Cathie Wood’s old-school stock shock purchase
Renowned money manager Cathie Wood, chief executive officer of Ark Investment Management, focuses on fledgling tech companies she considers disruptive.
But on Friday, she bought shares in a company that is certainly not a fledgling, and one that few consider a disruptive technology company. To be sure, this is also a company that has performed well in recent years under a highly regarded executive.
The company is General Motors (GM) – Get a free reportand the CEO is Mary Barra.
Ark Autonomous Technology & Robot ETF (ARKQ) – Get a free report purchased 70,226 shares, worth $2.9 million as of the end of Friday.
So why did Wood join GM? She did not disclose her reasons for the private transactions. Perhaps she considers its electric vehicle (EV) segment a disruptor.
GM .’s Electric Vehicle Effort
On its website, the company says it is “moving towards an all-electric future”. Specifically, “we are actively pursuing every aspect of what it takes to get people into an electric vehicle,” GM said.
That’s “because we need millions of EVs on the road to make a meaningful impact on building a zero-emission future,” the company said.
“GM is positioned to design, engineer and manufacture electric vehicles of all makes and prices, and we are rapidly building a competitive advantage in battery, software, vehicle integration, manufacturing and experience.” customer experience.” GM aims to sell only zero-emissions vehicles by 2035.
GM Tesla’s EV Competitor (TSLA) – Get a free reportdominates the market, representing the second largest holding in Wood’s flagship Ark Innovation fund (ARKK) – Get a free report.
Some investors might see GM as a value game. The stock was recently trading at $40.80, and Morningstar analyst David Whiston puts it at a fair value of $70.
But Wood is a growth investor, not a value investor. So it’s more likely she won GM stock based on its potential in the EV space and perhaps on the overall strong performance.
Ark’s ETFs have tumbled this year, as their tech stocks have been hit by weak earnings. Wood has defended herself by noting that she has a five-year investment roadmap.
And the Ark Innovation ETF’s five-year track record could really give investors some comfort through May 9. The fund’s five-year returns beat the fund’s returns.
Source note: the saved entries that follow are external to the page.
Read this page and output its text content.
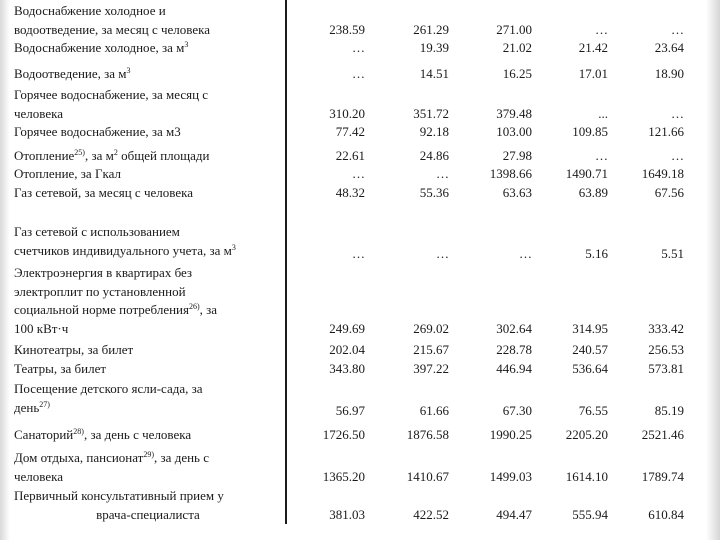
Водоснабжение холодное и
водоотведение, за месяц с человека	238.59	261.29	271.00	…	…
Водоснабжение холодное, за $м^3$	…	19.39	21.02	21.42	23.64
Водоотведение, за $м^3$	…	14.51	16.25	17.01	18.90
Горячее водоснабжение, за месяц с
человека	310.20	351.72	379.48	...	…
Горячее водоснабжение, за м3	77.42	92.18	103.00	109.85	121.66
Отопление$^{25)}$, за $м^2$ общей площади	22.61	24.86	27.98	…	…
Отопление, за Гкал	…	…	1398.66	1490.71	1649.18
Газ сетевой, за месяц с человека	48.32	55.36	63.63	63.89	67.56
Газ сетевой с использованием
счетчиков индивидуального учета, за $м^3$	…	…	…	5.16	5.51
Электроэнергия в квартирах без
электроплит по установленной
социальной норме потребления$^{26)}$, за
100 кВт·ч	249.69	269.02	302.64	314.95	333.42
Кинотеатры, за билет	202.04	215.67	228.78	240.57	256.53
Театры, за билет	343.80	397.22	446.94	536.64	573.81
Посещение детского ясли-сада, за
день$^{27)}$	56.97	61.66	67.30	76.55	85.19
Санаторий$^{28)}$, за день с человека	1726.50	1876.58	1990.25	2205.20	2521.46
Дом отдыха, пансионат$^{29)}$, за день с
человека	1365.20	1410.67	1499.03	1614.10	1789.74
Первичный консультативный прием у
врача-специалиста	381.03	422.52	494.47	555.94	610.84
S&P 500 until then.
But Ark Innovation’s five-year total annual return was just 4.68% through November 11, far short of the S&P 500’s 11.06%.
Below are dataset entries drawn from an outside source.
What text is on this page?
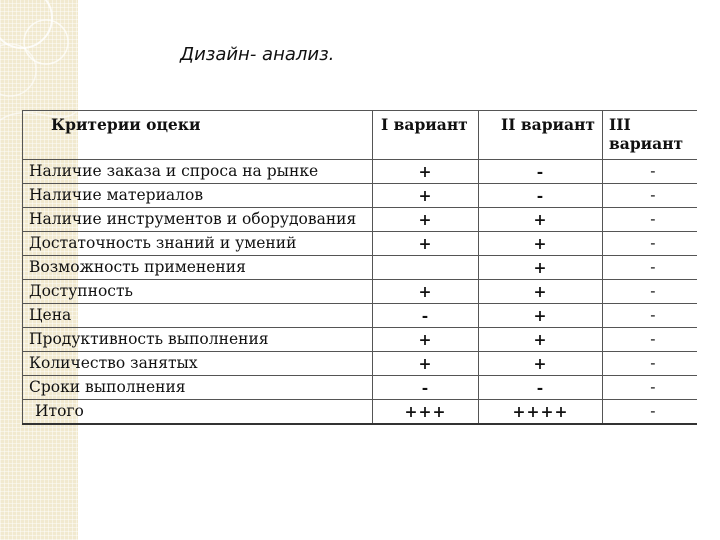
Дизайн- анализ.
Критерии оцеки	I вариант	II вариант	III вариант
Наличие заказа и спроса на рынке	+	-	-
Наличие материалов	+	-	-
Наличие инструментов и оборудования	+	+	-
Достаточность знаний и умений	+	+	-
Возможность применения		+	-
Доступность	+	+	-
Цена	-	+	-
Продуктивность выполнения	+	+	-
Количество занятых	+	+	-
Сроки выполнения	-	-	-
Итого	+++	++++	-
The fund’s performance is also far below Wood’s target of 15% annual return over the five-year period. Ark Innovation is down 58% so far this year and 75% off its February 2021 peak.
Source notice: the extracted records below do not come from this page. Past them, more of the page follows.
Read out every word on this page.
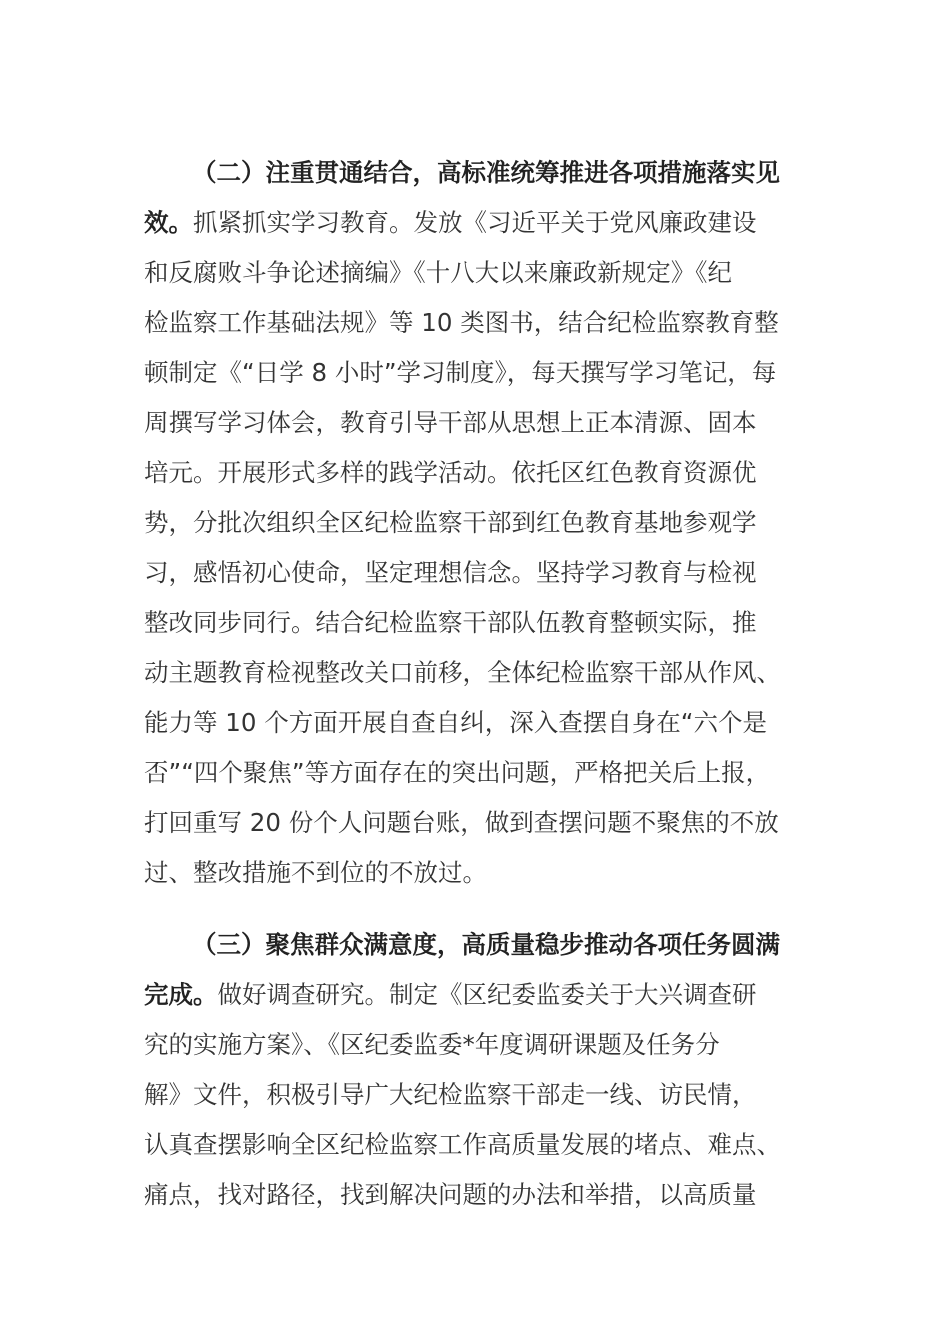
（二）注重贯通结合，高标准统筹推进各项措施落实见
效。抓紧抓实学习教育。发放《习近平关于党风廉政建设
和反腐败斗争论述摘编》《十八大以来廉政新规定》《纪
检监察工作基础法规》等 10 类图书，结合纪检监察教育整
顿制定《“日学 8 小时”学习制度》，每天撰写学习笔记，每
周撰写学习体会，教育引导干部从思想上正本清源、固本
培元。开展形式多样的践学活动。依托区红色教育资源优
势，分批次组织全区纪检监察干部到红色教育基地参观学
习，感悟初心使命，坚定理想信念。坚持学习教育与检视
整改同步同行。结合纪检监察干部队伍教育整顿实际，推
动主题教育检视整改关口前移，全体纪检监察干部从作风、
能力等 10 个方面开展自查自纠，深入查摆自身在“六个是
否”“四个聚焦”等方面存在的突出问题，严格把关后上报，
打回重写 20 份个人问题台账，做到查摆问题不聚焦的不放
过、整改措施不到位的不放过。
（三）聚焦群众满意度，高质量稳步推动各项任务圆满
完成。做好调查研究。制定《区纪委监委关于大兴调查研
究的实施方案》、《区纪委监委*年度调研课题及任务分
解》文件，积极引导广大纪检监察干部走一线、访民情，
认真查摆影响全区纪检监察工作高质量发展的堵点、难点、
痛点，找对路径，找到解决问题的办法和举措，以高质量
The underperformance of the $8.2 billion fund may finally start to push investors away. Ark Innovation posted a net loss of $121 million in the three months to November 10, according to VettaFi, an ETF research firm. But it still registers cash flows of $1.39 billion per year to date.
You might wonder why so many investors stick with Wood, despite her mediocre returns. The fact that she’s had such a spectacular year certainly helps. The Ark Innovation ETF has skyrocketed 153% in 2020.
In addition, Wood has become a rock star in the investment world, appearing frequently in the media. She is clearly intelligent and articulate, explaining financial concepts in a way that novice investors can understand.